Having lived abroad for 30 years, we wanted to retire somewhere in the south, and finally chose Citrus County for its cleanliness and safety. That was three years ago. Recently, there have been break-ins and thefts, and suddenly the roads of Citrus County are awash with litter. What on Earth is happening?
We're not the only ones who are mystified. Other residents cannot understand why suddenly there is a miles-long string of garbage on County Roads 491 and 486 and State Road 200, among others. It's as if some industrious souls are spending a good part of each day methodically tossing out as much litter as they can find. To add to the dilemma, county-employed mowers are going about their business without removing the litter, so when there's a plastic bag in the grass it is spewed out the other end of the mower in 100 tiny pieces. The litterbugs start the problem, but the mowers finish the job. How can this be stopped?
We began to take a close look at the "Adopt-A-Road" signs. Wal-Mart, Publix, Boy Scouts and Cub Scouts joined with other organizations, it was claimed, to patrol stretches of the roads. That's well and good, but it wasn't happening. Some of us began to call those patrols and others went into stores and spoke with managers. Two of them exploded in frustration: "We've been calling and calling the county to have our name removed, but nothing is done. We can't possibly put employees onto litter assignment who are doing other jobs."
Others were puzzled. "We don't know anything about it. We have been here for years and have never agreed to any litter patrol." Only one was aware of the program. That Boy Scout leader said, "We agreed to help out in the beginning, and kept it up for five years. But we can't do it anymore. We haven't worked on the litter pickup for years."
A Boy Scout executive was called. Couldn't he approach other troops in the county to see if other boys would get involved? "I'll check with the leaders at our meeting in January, to see what can be done," he promised.
Meanwhile, who's responsible for cleaning up the mess? Or must we depend on the occasional cleanups by county prisoners and senior walkers like us who try to keep up with the slobs who are trashing Citrus County?
When phoning the alleged helpers in the Adopt-A-Road program, I learned early on that everyone expects the next fellow to do the work. No one seemed to know anything about it. I was passed from one department to the next, then back to the original one. All agreed "something should be done," but they weren't the ones to do it.
Well, whose job is it?
First, it's the job of the slobs to stop tossing their garbage on the roadside. The roadside belongs to all of us and all of us have to look at it every day, littered or not.
It's certainly the job of the police to enforce litter laws and keep their eyes open for offenders. It's important to publicize their intentions to fine or penalize anyone caught littering. Sadly, one police spokesman told me they didn't like to put anti-litter signs on the roads, fearing the vandals would be reminded to dump even more litter. What nonsense! Do the police hesitate to erect speed limit signs lest drivers deliberately speed up when they see them? New York's "zero tolerance" policy against offenders actually worked in that violent city. Why wouldn't a stiff policy toward litterbugs work in Citrus County?

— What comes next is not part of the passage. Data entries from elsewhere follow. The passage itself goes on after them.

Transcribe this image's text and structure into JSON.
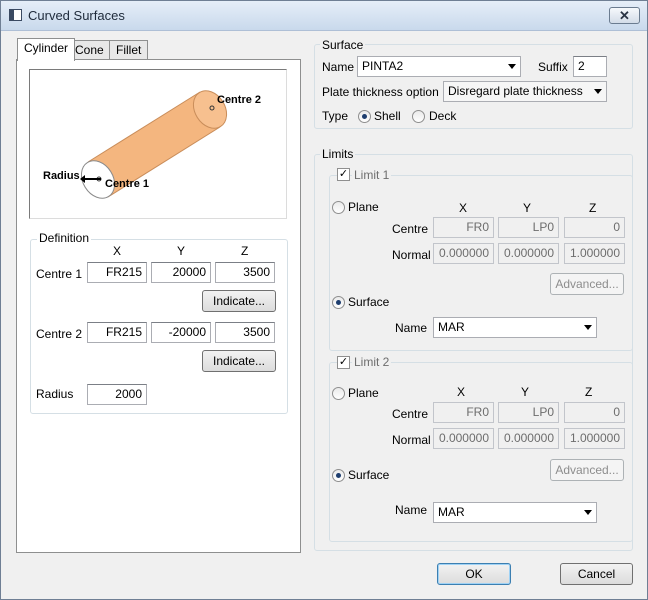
{
  "window": {
    "title": "Curved Surfaces",
    "close_glyph": "✕"
  },
  "tabs": [
    {
      "label": "Cylinder"
    },
    {
      "label": "Cone"
    },
    {
      "label": "Fillet"
    }
  ],
  "diagram": {
    "labels": {
      "centre2": "Centre 2",
      "centre1": "Centre 1",
      "radius": "Radius"
    },
    "colors": {
      "cylinder": "#f4b67f",
      "cylinder_outline": "#c98d5a"
    }
  },
  "definition": {
    "legend": "Definition",
    "col_x": "X",
    "col_y": "Y",
    "col_z": "Z",
    "centre1": {
      "label": "Centre 1",
      "x": "FR215",
      "y": "20000",
      "z": "3500",
      "indicate": "Indicate..."
    },
    "centre2": {
      "label": "Centre 2",
      "x": "FR215",
      "y": "-20000",
      "z": "3500",
      "indicate": "Indicate..."
    },
    "radius": {
      "label": "Radius",
      "value": "2000"
    }
  },
  "surface": {
    "legend": "Surface",
    "name_label": "Name",
    "name_value": "PINTA2",
    "suffix_label": "Suffix",
    "suffix_value": "2",
    "thickness_label": "Plate thickness option",
    "thickness_value": "Disregard plate thickness",
    "type_label": "Type",
    "shell_label": "Shell",
    "deck_label": "Deck",
    "selected_type": "Shell"
  },
  "limits": {
    "legend": "Limits",
    "limit1": {
      "label": "Limit 1",
      "checked": true,
      "plane_label": "Plane",
      "col_x": "X",
      "col_y": "Y",
      "col_z": "Z",
      "centre_label": "Centre",
      "centre": [
        "FR0",
        "LP0",
        "0"
      ],
      "normal_label": "Normal",
      "normal": [
        "0.000000",
        "0.000000",
        "1.000000"
      ],
      "advanced": "Advanced...",
      "surface_label": "Surface",
      "selected": "Surface",
      "name_label": "Name",
      "name_value": "MAR"
    },
    "limit2": {
      "label": "Limit 2",
      "checked": true,
      "plane_label": "Plane",
      "col_x": "X",
      "col_y": "Y",
      "col_z": "Z",
      "centre_label": "Centre",
      "centre": [
        "FR0",
        "LP0",
        "0"
      ],
      "normal_label": "Normal",
      "normal": [
        "0.000000",
        "0.000000",
        "1.000000"
      ],
      "advanced": "Advanced...",
      "surface_label": "Surface",
      "selected": "Surface",
      "name_label": "Name",
      "name_value": "MAR"
    }
  },
  "buttons": {
    "ok": "OK",
    "cancel": "Cancel"
  }
}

One spokesman said that Judge Michael Blackstone recently expressed his intention to put delinquent or truant youngsters to work on litter patrol. We do not know whether this has begun.
Boy Scout troops would be ideal in helping to clean up the problem, and this would bring to the attention of all that it is everyone's job to pitch in and clean up our communal areas.
Teenagers in church groups might consider keeping the area around their churches free of litter. It would be good to look beyond the immediate borders of one's property. Picking up in the lot next door would be helpful. Even better, why not walk across the road and pick up the boxes and paper cups over there, before the mowers rip them to shreds and make the problem worse?
All residents need to be more conscious of keeping our properties cleaned up. Again, that means looking at the empty lot on either side, or the patch across the road. We who drive by regularly are amazed that residents don't want to clean up their front yards. The homeowner looks out on that same bag or box or beer bottle day after day. Wouldn't it be better to just go out and pick it up?
Senior walkers have a great opportunity to "adopt-a-patch" in our morning walks. My husband and I had to spend three days picking up months worth of stuff. Now we only need to pick up the occasional box or bag to keep our adopted area litter-free, and we're so proud of it.
Somewhere in all this we must direct a word to the county department ultimately responsible for litter on county roads. The Adopt-A-Road scheme is a joke. One spokesman defended the project by saying, "Well, we're running through the list of groups to find out whether they still want to be on it. . . ." That's just not what I observed. No one I contacted had been approached to see if they still wished to be listed on the signs. The spokesperson also explained that each group mentioned agreed to pick up twice a year. Twice a year? Twice a month isn't sufficient to keep roadsides clear of the handiwork of some slobs.
I hope readers won't reach for pen and paper to voice their agreement with this. Reach instead for a plastic bag and go out and adopt your own small patch to clean. Just a few minutes a day could make all the difference to the landscape of Citrus County. It's everyone's job!
_ V.G. Harley lives in Beverly Hills. Guest columnists write their own views on subjects they choose, which do not necessarily reflect the opinions of this newspaper.